The discussions, which took place in recent weeks, are at an early stage and may not lead to a deal, said the people, who asked not to be named. The talks have involved a plan to take organic grocer Sprouts private and add it to Albertsons’ portfolio, which includes eponymous grocery stores and the Safeway store brand.

Albertsons closed two Clark County stores in February 2014. Two stores remain, in Battle Ground and Salmon Creek.

Representatives for Cerberus and Sprouts didn’t respond to requests for comment. A representative for Albertsons declined to comment.

Grocery stores have been battered by food deflation over the last year, forcing them to compete more aggressively over prices. The battle has weighed on Kroger Co., the largest U.S. grocery chain. The company posted negative same-store sales, excluding fuel, for the first time in more than a decade in the fourth quarter.

Conventional grocers, including Albertsons, Kroger and Wal-Mart Stores, have expanded their offerings of organic food in response to changing consumer tastes in recent years. That’s put pressure on natural grocers, including Whole Foods Market, to cut prices to better compete.

Sprouts could fetch about $26 a share in a deal, Jefferies Group analyst Christopher Mandeville wrote in a note to clients Monday, an 18 percent premium to its last closing price. A sale may attract multiple suitors and lead to a competitive bidding process that could potentially push valuation higher, he wrote.

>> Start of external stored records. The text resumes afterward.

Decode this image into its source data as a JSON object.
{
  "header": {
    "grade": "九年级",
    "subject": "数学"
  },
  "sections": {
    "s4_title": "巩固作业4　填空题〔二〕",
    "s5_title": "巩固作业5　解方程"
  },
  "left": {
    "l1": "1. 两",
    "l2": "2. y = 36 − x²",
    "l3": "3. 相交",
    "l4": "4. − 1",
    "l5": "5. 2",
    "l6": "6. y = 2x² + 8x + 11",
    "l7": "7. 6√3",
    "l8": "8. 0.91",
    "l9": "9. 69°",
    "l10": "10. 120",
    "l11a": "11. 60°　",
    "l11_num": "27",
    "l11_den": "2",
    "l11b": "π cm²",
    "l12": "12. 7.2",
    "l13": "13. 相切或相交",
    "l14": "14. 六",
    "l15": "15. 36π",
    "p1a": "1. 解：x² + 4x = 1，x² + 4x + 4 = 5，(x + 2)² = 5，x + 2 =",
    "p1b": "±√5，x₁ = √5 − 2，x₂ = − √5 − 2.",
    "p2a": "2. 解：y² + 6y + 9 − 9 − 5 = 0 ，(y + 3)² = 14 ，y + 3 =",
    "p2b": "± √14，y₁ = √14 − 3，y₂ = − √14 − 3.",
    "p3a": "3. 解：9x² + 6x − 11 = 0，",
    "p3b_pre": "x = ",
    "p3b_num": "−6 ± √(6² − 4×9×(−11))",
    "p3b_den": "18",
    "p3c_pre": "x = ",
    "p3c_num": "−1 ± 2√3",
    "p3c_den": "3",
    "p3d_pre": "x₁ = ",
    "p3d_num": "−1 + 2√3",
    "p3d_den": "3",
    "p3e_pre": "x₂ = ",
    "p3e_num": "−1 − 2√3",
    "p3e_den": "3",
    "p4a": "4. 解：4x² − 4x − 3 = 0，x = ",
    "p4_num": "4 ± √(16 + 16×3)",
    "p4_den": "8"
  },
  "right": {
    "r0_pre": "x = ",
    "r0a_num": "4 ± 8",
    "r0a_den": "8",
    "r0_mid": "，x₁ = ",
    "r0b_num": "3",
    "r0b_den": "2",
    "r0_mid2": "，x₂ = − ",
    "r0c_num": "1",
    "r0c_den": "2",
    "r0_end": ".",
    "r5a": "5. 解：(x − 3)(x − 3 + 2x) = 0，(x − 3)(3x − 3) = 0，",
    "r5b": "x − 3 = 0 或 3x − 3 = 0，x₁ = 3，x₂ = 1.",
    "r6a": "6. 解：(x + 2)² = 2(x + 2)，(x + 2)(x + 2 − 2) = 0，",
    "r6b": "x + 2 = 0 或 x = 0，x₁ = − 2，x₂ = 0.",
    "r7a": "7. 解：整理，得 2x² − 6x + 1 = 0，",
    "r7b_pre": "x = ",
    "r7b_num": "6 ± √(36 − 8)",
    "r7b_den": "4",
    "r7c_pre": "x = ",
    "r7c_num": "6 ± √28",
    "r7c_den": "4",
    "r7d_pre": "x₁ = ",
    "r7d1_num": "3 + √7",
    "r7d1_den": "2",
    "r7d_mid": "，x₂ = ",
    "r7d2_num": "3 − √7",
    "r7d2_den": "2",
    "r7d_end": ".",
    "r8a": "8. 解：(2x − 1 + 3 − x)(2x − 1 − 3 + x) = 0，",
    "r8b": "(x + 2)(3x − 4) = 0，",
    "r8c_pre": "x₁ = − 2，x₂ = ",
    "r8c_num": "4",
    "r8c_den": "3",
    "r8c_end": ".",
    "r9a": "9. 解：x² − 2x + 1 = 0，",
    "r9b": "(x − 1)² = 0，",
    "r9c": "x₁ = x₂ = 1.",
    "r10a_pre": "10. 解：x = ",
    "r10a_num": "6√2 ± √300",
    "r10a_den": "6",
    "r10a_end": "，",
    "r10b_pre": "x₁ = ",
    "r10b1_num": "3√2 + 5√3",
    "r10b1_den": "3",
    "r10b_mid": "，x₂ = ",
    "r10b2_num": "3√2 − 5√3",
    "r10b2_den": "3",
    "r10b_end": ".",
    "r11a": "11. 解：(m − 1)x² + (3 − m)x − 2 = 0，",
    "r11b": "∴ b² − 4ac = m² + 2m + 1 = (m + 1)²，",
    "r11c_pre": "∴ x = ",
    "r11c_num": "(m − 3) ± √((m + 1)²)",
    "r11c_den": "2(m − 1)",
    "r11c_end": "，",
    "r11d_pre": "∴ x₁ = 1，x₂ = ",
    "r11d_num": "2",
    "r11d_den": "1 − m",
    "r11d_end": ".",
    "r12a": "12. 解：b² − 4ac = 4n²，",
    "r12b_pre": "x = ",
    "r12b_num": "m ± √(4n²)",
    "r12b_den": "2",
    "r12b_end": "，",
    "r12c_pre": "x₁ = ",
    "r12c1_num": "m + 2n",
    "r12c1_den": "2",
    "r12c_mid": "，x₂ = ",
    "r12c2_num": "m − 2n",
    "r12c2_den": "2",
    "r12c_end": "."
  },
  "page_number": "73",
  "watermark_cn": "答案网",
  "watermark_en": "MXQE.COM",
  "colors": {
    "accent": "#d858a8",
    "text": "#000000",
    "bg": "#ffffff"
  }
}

In September, Amin Maredia, Sprouts’ chief executive officer, said deep price cuts driven by deflation were “not sustainable” and that his stores had been “exposed a little bit” by lower prices at large conventional stores.

Cerberus first invested in Albertsons in 2006, then bought another group of stores in 2013 from SuperValu. Albertsons agreed in 2014 to acquire Safeway in a deal valued at about $9.2 billion, which was completed the following year.

In 2015, Cerberus began to prepare for an initial public offering of Boise, Idaho-based Albertsons, which now operates more than 2,200 stores, but delayed plans amid unfavorable market conditions.